A great many printers continue to have informal relationships with their customers and produce packaging or advertising materials based on subjective attributes and qualities. Even when the relationship is spelled out in a contract, the barcode is often not specifically addressed.
If the customer has not clearly instructed the printer on what is expected, the printer cannot be expected to know what the customer wants.
2) Who supplies the barcode data that you print for your customer?
Brand owners are responsible for assigning barcodes to their products and maintaining a high quality database of those number assignments to guard against mistakes, such as using a number for more than one product. The printer should get this information in writing from the brand owner and if it is provided by a third party, such as a graphics designer, the customer should sign off on a proof before going to print.
Verbally transmitted barcode information is a recipe for disaster and made worse if the information is second-hand via a third party, such as a graphics designer or advertising agency.
3) Where did you get the electronic file for the barcode?

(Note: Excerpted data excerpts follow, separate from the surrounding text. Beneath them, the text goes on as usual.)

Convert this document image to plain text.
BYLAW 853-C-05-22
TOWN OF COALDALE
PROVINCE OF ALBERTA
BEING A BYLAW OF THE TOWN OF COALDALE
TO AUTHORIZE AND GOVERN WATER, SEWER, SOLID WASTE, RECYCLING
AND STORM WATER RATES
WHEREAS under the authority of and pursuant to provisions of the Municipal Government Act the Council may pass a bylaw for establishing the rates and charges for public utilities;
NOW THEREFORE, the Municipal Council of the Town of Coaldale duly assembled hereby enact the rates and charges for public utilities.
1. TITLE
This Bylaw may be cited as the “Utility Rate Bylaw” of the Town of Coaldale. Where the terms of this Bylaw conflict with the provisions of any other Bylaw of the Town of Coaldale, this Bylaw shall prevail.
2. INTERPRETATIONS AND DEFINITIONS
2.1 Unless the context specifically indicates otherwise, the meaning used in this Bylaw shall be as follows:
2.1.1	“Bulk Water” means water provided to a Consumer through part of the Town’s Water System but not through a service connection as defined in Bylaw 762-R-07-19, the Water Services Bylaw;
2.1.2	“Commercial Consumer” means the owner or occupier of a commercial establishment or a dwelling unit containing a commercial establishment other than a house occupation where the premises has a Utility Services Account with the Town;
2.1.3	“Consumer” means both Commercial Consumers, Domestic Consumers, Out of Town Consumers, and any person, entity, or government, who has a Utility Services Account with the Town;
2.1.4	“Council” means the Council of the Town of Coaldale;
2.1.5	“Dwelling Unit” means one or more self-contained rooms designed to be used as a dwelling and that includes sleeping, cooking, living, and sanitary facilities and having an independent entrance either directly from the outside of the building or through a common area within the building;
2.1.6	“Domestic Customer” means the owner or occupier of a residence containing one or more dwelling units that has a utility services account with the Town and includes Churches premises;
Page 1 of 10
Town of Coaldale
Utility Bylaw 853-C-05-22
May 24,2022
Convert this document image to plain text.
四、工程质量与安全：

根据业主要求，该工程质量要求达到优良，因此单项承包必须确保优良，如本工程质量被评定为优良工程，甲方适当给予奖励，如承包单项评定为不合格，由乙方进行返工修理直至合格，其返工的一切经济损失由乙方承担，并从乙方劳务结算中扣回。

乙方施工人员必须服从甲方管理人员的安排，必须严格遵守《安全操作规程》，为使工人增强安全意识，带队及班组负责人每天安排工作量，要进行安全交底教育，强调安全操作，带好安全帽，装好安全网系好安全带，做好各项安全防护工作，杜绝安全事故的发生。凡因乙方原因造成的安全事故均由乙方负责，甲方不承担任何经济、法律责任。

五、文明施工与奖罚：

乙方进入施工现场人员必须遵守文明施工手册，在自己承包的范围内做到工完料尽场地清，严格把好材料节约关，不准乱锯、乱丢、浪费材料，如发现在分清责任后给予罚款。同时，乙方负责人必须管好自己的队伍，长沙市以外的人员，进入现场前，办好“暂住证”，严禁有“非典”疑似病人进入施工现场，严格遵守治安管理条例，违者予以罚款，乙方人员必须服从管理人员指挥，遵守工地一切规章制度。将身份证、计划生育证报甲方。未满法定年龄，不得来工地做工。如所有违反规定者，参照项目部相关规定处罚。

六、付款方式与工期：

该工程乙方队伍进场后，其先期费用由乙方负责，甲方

Often, printers receive the electronic file of the barcode from the brand owner or graphics designer. This may absolve them from errors in the encoded barcode numbers, but the electronic file also contains attributes that pertain specifically to the printer’s process. For example, in virtually every printing operation the ink spreads when applied to paper. The barcode file can be set up to compensate for this—but the amount of spread is specific to the printer and must be known when the file is created. If the file is not compensated correctly or not compensated at all, the printer is powerless to correct it.
A customer-provided barcode electronic file is intended to avoid problems, but in fact often causes problems because it was not created to the printer’s specific process requirements.
4) What does your customer require regarding barcode quality?
Often, this is never discussed between a printer and their customer—until there is a problem. This lack of clarity comes from the long history of printing as an art. Barcodes have changed printing from an art to a science where things that look good aren’t necessarily acceptable. Savvy brand owners require printers to provide high performing barcodes.
What is a high performance barcode? It is a barcode with predictable scanability no matter where it goes or what kind of scanner it will encounter. Top quality barcodes get A grades and are predicted to scan successfully most of the time; low quality barcodes are F’s and will probably fail to scan most of the time.
5) How do you check the quality of your barcodes?
The only way to predict that a barcode will work is to test it against the ISO specification that defines and grades the printed image. The test device is called a verifier, and it too must be an ISO compliant device that was recently calibrated. Scanners cannot reliably test barcodes because different scanners behave differently. ISO-compliant verifiers all behave identically because they all comply with a known standard.
When a claim is filed for a barcode problem, it should be documented with a report from an ISO compliant verifier. If there is a problem with the printed image or the data structure of the barcode, this will show specifically what it is; from this it can be determined whether the problem originated with the electronic barcode file or with how the barcode information was conveyed to the printer.